AI Models¶
The AI Models section configures your AgentModel definitions — the LLM connections that power agent steps in your workflows. tuvl uses LiteLLM under the hood, which means you can connect to any major LLM provider with a single config file.

File list¶
The sidebar lists every file in your project's llms/ directory. Click any file to open the model editor.
Form editor¶
The form is split into three sections:
Identity¶
| Field | Description |
|---|---|
| Name | Snake-case identifier used to reference this model in workflow YAML (e.g. default) |
| Description | Human-readable label shown in the portal |
| Enabled | Toggle to disable the model without deleting the file |
Model¶
| Field | Description |
|---|---|
| LLM Model string | LiteLLM model identifier in provider/model-name format |
| API Base URL | Required for Ollama, LiteLLM proxy, or self-hosted deployments |
| API Key | Provider API key; use ${ENV_VAR} syntax to avoid hardcoding secrets |
Parameters¶
| Field | Description |
|---|---|
| Temperature | Sampling temperature (0 = deterministic, 2 = creative). Default: 0.7 |
| Max Tokens | Maximum completion length. Leave blank to use the provider default |
| Timeout | Completion timeout in seconds. Default: 60 |
AgentModel YAML format¶
kind: AgentModel
version: v1
enabled: true
metadata:
name: default
description: Local Llama 3 via Ollama
spec:
model: ollama/llama3
api_base: http://localhost:11434
temperature: 0.7
timeout: 60
Provider examples¶
Run Ollama locally: ollama serve then ollama pull llama3.
Using an AI model in a workflow¶
Reference the model by its metadata.name value in an agent step:
- id: score_cv
kind: agent
agent:
model: default # matches AgentModel metadata.name
prompt: |
Score this CV: {{ full_name }}, {{ experience_years }} years experience.

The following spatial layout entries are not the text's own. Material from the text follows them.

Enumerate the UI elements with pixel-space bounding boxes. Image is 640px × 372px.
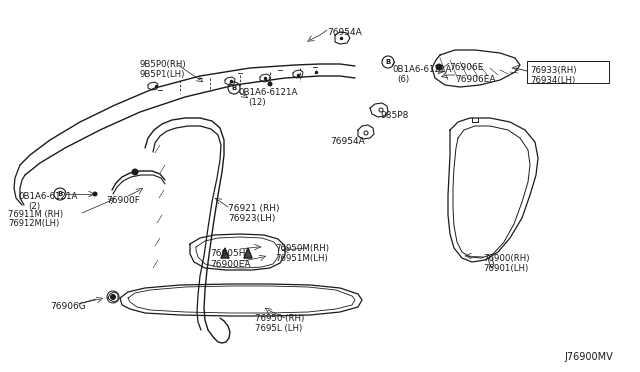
Text: 76901(LH): 76901(LH) — [483, 264, 528, 273]
Text: 76906E: 76906E — [449, 63, 483, 72]
Text: 76906G: 76906G — [50, 302, 86, 311]
Text: 0B1A6-6121A: 0B1A6-6121A — [238, 88, 298, 97]
Polygon shape — [221, 248, 229, 258]
Text: 9B5P0(RH): 9B5P0(RH) — [140, 60, 187, 69]
Text: 76933(RH): 76933(RH) — [530, 66, 577, 75]
Circle shape — [93, 192, 97, 196]
Text: B: B — [58, 191, 63, 197]
Text: 76950 (RH): 76950 (RH) — [255, 314, 304, 323]
Text: 9B5P1(LH): 9B5P1(LH) — [140, 70, 186, 79]
Text: 76905H: 76905H — [210, 249, 246, 258]
Text: 76900(RH): 76900(RH) — [483, 254, 529, 263]
Text: 76923(LH): 76923(LH) — [228, 214, 275, 223]
Text: B: B — [232, 85, 237, 91]
Text: B: B — [385, 59, 390, 65]
Bar — [527, 61, 609, 83]
Text: (12): (12) — [248, 98, 266, 107]
Text: (6): (6) — [397, 75, 409, 84]
Text: 76906EA: 76906EA — [455, 75, 495, 84]
Text: 76921 (RH): 76921 (RH) — [228, 204, 280, 213]
Text: 76900EA: 76900EA — [210, 260, 250, 269]
Text: (2): (2) — [28, 202, 40, 211]
Text: 985P8: 985P8 — [380, 111, 408, 120]
Text: 76954A: 76954A — [327, 28, 362, 37]
Text: 76911M (RH): 76911M (RH) — [8, 210, 63, 219]
Text: 7695L (LH): 7695L (LH) — [255, 324, 302, 333]
Polygon shape — [244, 248, 252, 258]
Text: 0B1A6-6121A: 0B1A6-6121A — [18, 192, 77, 201]
Text: 0B1A6-6121A: 0B1A6-6121A — [392, 65, 451, 74]
Text: 76950M(RH): 76950M(RH) — [275, 244, 329, 253]
Text: 76912M(LH): 76912M(LH) — [8, 219, 60, 228]
Text: 76954A: 76954A — [330, 137, 365, 146]
Circle shape — [111, 295, 115, 299]
Text: 76934(LH): 76934(LH) — [530, 76, 575, 85]
Circle shape — [132, 169, 138, 175]
Text: 76900F: 76900F — [106, 196, 140, 205]
Text: 76951M(LH): 76951M(LH) — [275, 254, 328, 263]
Text: J76900MV: J76900MV — [564, 352, 612, 362]
Circle shape — [436, 64, 442, 70]
Circle shape — [268, 82, 272, 86]
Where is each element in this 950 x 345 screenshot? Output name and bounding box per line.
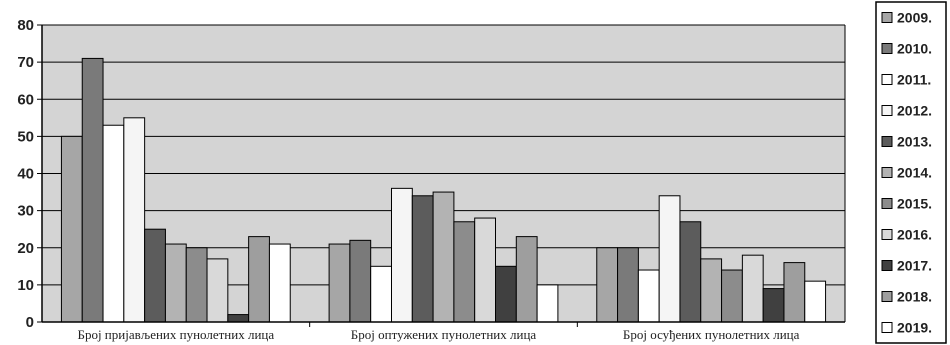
legend-swatch <box>881 167 893 178</box>
y-tick-label: 0 <box>26 314 34 331</box>
legend-label: 2014. <box>897 165 932 181</box>
bar <box>453 221 476 323</box>
bar <box>328 243 351 323</box>
y-tick-label: 20 <box>17 240 34 257</box>
y-tick-label: 70 <box>17 54 34 71</box>
bar <box>349 239 372 323</box>
bar <box>60 135 83 323</box>
legend-label: 2019. <box>897 320 932 336</box>
bar <box>783 262 806 323</box>
legend-swatch <box>881 105 893 116</box>
legend-swatch <box>881 43 893 54</box>
bar <box>144 228 166 323</box>
legend-label: 2013. <box>897 134 932 150</box>
bar <box>804 280 827 323</box>
bar <box>536 284 559 323</box>
bar <box>762 288 785 323</box>
legend-swatch <box>881 291 893 302</box>
y-tick-label: 50 <box>17 128 34 145</box>
bar <box>248 236 270 323</box>
bar <box>596 247 619 323</box>
bar <box>391 187 413 323</box>
x-category-label: Број оптужених пунолетних лица <box>351 327 537 342</box>
legend-swatch <box>881 198 893 209</box>
legend-label: 2018. <box>897 289 932 305</box>
bar <box>370 265 393 323</box>
bar <box>658 195 681 323</box>
legend-label: 2009. <box>897 10 932 26</box>
legend-label: 2015. <box>897 196 932 212</box>
bar <box>741 254 764 323</box>
bar <box>164 243 187 323</box>
bar <box>185 247 208 323</box>
bar <box>474 217 497 323</box>
x-category-label: Број осуђених пунолетних лица <box>623 327 800 342</box>
legend-swatch <box>881 322 893 333</box>
bar <box>700 258 723 323</box>
bar <box>102 124 125 323</box>
bar <box>123 117 146 323</box>
legend-swatch <box>881 229 893 240</box>
bar <box>637 269 660 323</box>
y-tick-label: 80 <box>17 17 34 34</box>
bar <box>432 191 455 323</box>
legend: 2009. 2010. 2011. 2012. 2013. 2014. 2015. 2016.… <box>875 1 947 344</box>
legend-swatch <box>881 12 893 23</box>
bar <box>206 258 229 323</box>
bar <box>411 195 434 323</box>
bar <box>81 57 104 323</box>
plot-area: 0 10 20 30 40 50 60 70 80 Број пријављених пуноле… <box>17 17 846 342</box>
legend-label: 2017. <box>897 258 932 274</box>
legend-swatch <box>881 136 893 147</box>
legend-swatch <box>881 260 893 271</box>
x-category-label: Број пријављених пунолетних лица <box>77 327 274 342</box>
bar <box>495 265 517 323</box>
bar <box>721 269 743 323</box>
legend-label: 2011. <box>897 72 931 88</box>
bar <box>268 243 291 323</box>
y-tick-label: 10 <box>17 277 34 294</box>
legend-label: 2010. <box>897 41 932 57</box>
bar <box>679 221 702 323</box>
y-tick-label: 60 <box>17 91 34 108</box>
bar <box>617 247 639 323</box>
y-tick-label: 30 <box>17 203 34 220</box>
legend-swatch <box>881 74 893 85</box>
legend-label: 2016. <box>897 227 932 243</box>
y-tick-label: 40 <box>17 166 34 183</box>
bar <box>515 236 538 323</box>
bar <box>227 314 250 323</box>
legend-label: 2012. <box>897 103 932 119</box>
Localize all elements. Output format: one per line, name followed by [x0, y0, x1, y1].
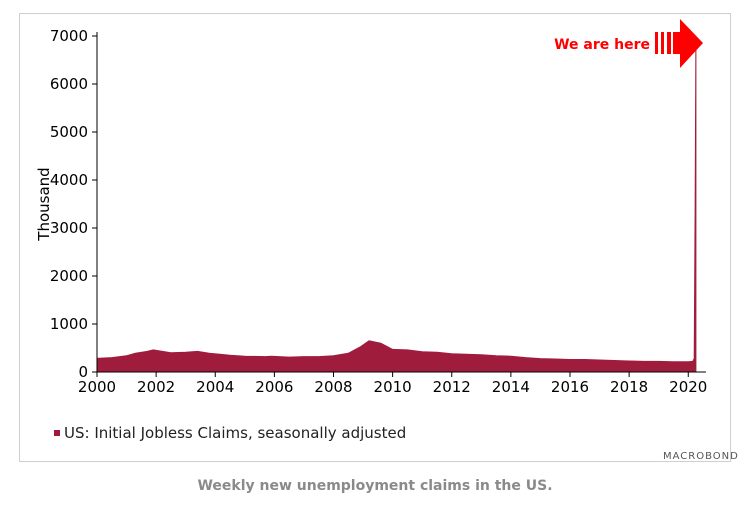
y-tick-label: 6000 — [50, 75, 88, 93]
y-tick-label: 4000 — [50, 171, 88, 189]
annotation: We are here — [554, 19, 703, 68]
chart-frame: 0 1000 2000 3000 4000 5000 6000 7000 2000 2002 200… — [19, 13, 738, 462]
x-tick-label: 2014 — [492, 378, 530, 396]
y-tick-label: 2000 — [50, 267, 88, 285]
annotation-label: We are here — [554, 37, 650, 53]
legend-label: US: Initial Jobless Claims, seasonally a… — [64, 424, 407, 442]
axes: 0 1000 2000 3000 4000 5000 6000 7000 2000 2002 200… — [35, 27, 707, 396]
x-tick-label: 2018 — [610, 378, 648, 396]
arrow-icon — [673, 19, 703, 68]
arrow-stripe — [667, 32, 671, 54]
arrow-stripe — [661, 32, 664, 54]
x-tick-label: 2016 — [551, 378, 589, 396]
y-tick-label: 7000 — [50, 27, 88, 45]
legend: US: Initial Jobless Claims, seasonally a… — [54, 424, 406, 442]
x-tick-label: 2000 — [78, 378, 116, 396]
x-tick-label: 2002 — [137, 378, 175, 396]
series-area — [96, 42, 697, 373]
y-tick-label: 3000 — [50, 219, 88, 237]
x-tick-label: 2020 — [669, 378, 707, 396]
x-tick-label: 2004 — [196, 378, 234, 396]
plot-area — [96, 42, 697, 373]
x-tick-label: 2010 — [374, 378, 412, 396]
figure-caption: Weekly new unemployment claims in the US… — [197, 478, 553, 494]
x-tick-label: 2012 — [433, 378, 471, 396]
y-tick-label: 0 — [78, 363, 88, 381]
legend-swatch — [54, 430, 60, 436]
x-tick-label: 2008 — [314, 378, 352, 396]
y-tick-label: 1000 — [50, 315, 88, 333]
arrow-stripe — [655, 32, 658, 54]
x-tick-label: 2006 — [255, 378, 293, 396]
chart-svg: 0 1000 2000 3000 4000 5000 6000 7000 2000 2002 200… — [35, 19, 707, 396]
y-axis-label: Thousand — [35, 167, 53, 241]
y-tick-label: 5000 — [50, 123, 88, 141]
brand-logo: MACROBOND — [663, 451, 739, 462]
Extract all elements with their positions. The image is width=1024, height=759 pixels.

Return JSON: {"score": <int>, "route": "strong|weak"}
routes:
strong: fast_track
weak: reject
The agent step passes the rendered prompt to the LLM, parses the JSON response, and routes to the step named in routes based on the route field of the response.
Multiple models¶
You can define as many AgentModel files as you need. A common pattern is:
llms/default.yaml— local Ollama model for fast iterationllms/production.yaml— GPT-4o or Claude for production qualityllms/judge.yaml— a dedicated model for LLM-as-a-Judge test evaluation
Reference them by name in each workflow step.